As I watched the Committee’s live stream on May 28th, Senator Dagenais, the Vice Chair of the Committee, introduced a motion to examine the ‘suspension’ of Vice-Admiral Norman, the former Vice-Chief of the Defence Staff. The motion passed, 7 to 5.
This morning, the Globe and Mail reported the ‘Norman Motion’ on its front page, ‘above the fold’. Yet, there was no mention of what is, arguably, a more significant development in the administration of the affairs of the Canadian Forces – i.e. the support for Bill C-77.
I do not mean to suggest that Vice-Admiral Norman’s ordeal over the past 2 1/2 years is not worthy of examination. To the contrary, there are many questions that Canadians have about how that process unfolded. However, Bill C-77 has the potential to adversely affect the rights, interests, and privileges of hundreds of Canadian Forces personnel in the coming years.
Yet, that is not what seems to draw the focus of the media.
I can understand why: The narrative surrounding Vice-Admiral Norman’s suspension and prosecution is evocative and provocative. It is visceral and politically-charged. And it does not require the public consumer of media to delve into some of the less exciting minutiae of how the principles associated with the rule of law serve to protect the rights, interests, and privileges of persons who are subject to coercive public law regimes.
In other words: Discussion about the failings of Summary Hearings is more boring than the ‘scandal’ arising from the suspension and prosecution of Vice-Admiral Norman.
But consider this: imagine what might have happened to Vice-Admiral Norman if he had been subject to a regime that did not permit him to choose to be tried before a constitutionally independent decision-maker or to have the case against him proven beyond a reasonable doubt.
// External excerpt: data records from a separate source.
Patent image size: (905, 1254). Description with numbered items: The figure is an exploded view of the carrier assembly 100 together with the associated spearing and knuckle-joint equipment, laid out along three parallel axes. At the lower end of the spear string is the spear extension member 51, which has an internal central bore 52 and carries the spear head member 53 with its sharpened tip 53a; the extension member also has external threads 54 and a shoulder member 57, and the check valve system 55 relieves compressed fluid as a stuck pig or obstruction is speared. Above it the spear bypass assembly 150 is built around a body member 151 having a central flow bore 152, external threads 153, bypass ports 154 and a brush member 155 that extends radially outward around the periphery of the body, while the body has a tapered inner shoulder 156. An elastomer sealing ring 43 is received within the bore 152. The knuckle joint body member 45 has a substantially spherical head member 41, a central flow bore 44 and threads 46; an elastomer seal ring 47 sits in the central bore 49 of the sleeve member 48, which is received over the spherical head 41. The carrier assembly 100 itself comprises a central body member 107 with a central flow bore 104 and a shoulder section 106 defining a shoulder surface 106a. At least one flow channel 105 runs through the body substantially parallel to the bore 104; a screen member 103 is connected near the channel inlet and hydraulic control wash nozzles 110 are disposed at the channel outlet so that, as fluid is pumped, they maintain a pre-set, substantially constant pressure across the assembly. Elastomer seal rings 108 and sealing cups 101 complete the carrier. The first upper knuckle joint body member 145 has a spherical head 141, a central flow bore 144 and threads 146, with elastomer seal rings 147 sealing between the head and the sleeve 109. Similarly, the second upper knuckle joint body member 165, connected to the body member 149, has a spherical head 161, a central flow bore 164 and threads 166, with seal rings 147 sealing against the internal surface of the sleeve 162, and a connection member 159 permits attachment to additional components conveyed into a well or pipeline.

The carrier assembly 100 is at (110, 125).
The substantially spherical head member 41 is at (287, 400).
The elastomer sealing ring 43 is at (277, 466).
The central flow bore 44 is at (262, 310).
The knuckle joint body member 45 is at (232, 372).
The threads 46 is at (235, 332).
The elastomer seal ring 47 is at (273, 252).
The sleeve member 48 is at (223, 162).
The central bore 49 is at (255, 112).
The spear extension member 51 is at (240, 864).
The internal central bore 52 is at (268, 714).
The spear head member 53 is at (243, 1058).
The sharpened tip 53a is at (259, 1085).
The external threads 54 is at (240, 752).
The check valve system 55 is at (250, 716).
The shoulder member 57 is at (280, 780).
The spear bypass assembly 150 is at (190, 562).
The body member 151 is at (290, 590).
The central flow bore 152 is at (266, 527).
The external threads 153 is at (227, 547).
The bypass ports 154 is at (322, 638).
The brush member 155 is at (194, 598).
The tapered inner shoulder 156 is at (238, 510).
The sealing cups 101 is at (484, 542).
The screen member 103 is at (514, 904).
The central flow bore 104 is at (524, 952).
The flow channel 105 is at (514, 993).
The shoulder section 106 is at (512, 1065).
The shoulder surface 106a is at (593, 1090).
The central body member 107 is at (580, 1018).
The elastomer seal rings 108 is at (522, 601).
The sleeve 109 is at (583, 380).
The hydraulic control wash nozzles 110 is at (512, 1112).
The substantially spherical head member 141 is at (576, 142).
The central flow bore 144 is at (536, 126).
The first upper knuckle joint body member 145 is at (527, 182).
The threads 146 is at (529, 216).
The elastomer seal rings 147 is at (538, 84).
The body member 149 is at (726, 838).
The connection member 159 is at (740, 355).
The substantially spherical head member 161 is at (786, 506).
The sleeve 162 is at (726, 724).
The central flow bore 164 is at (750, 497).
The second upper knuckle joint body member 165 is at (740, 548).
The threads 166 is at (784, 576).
Presumably, the ‘average Canadian’ is concerned about the fact that Vice-Admiral Norman was suspended from his position as Vice-Chief of the Defence Staff. (I note, tangentially, that even though a public affairs officer for the Canadian Forces first described it, in January 2017, as a “… temporary [relief] from the performance of military duty…”, it was neither ‘temporary’ nor a ‘relief from the performance of military duty’.) If the average Canadian does consider that ‘suspension’ to have been carried out in an arbitrary and unfair manner, then I suggest that the same ‘average Canadian’ must necessarily be concerned about the potential for similarly problematic decision-making under the Summary Hearing process.
Canadian Forces personnel who will eventually be prosecuted under Summary Hearings – and it is a prosecution – run the risk of being found culpable in a similarly arbitrary fashion. And once they are found culpable under this less rigorous process, their chain of command can then proceed to take additional adversarial steps such as compulsory release.
And those rank-and-file CF members won’t have notoriety or the glare of media attention to aid them by focusing public attention on the deprivation of their rights.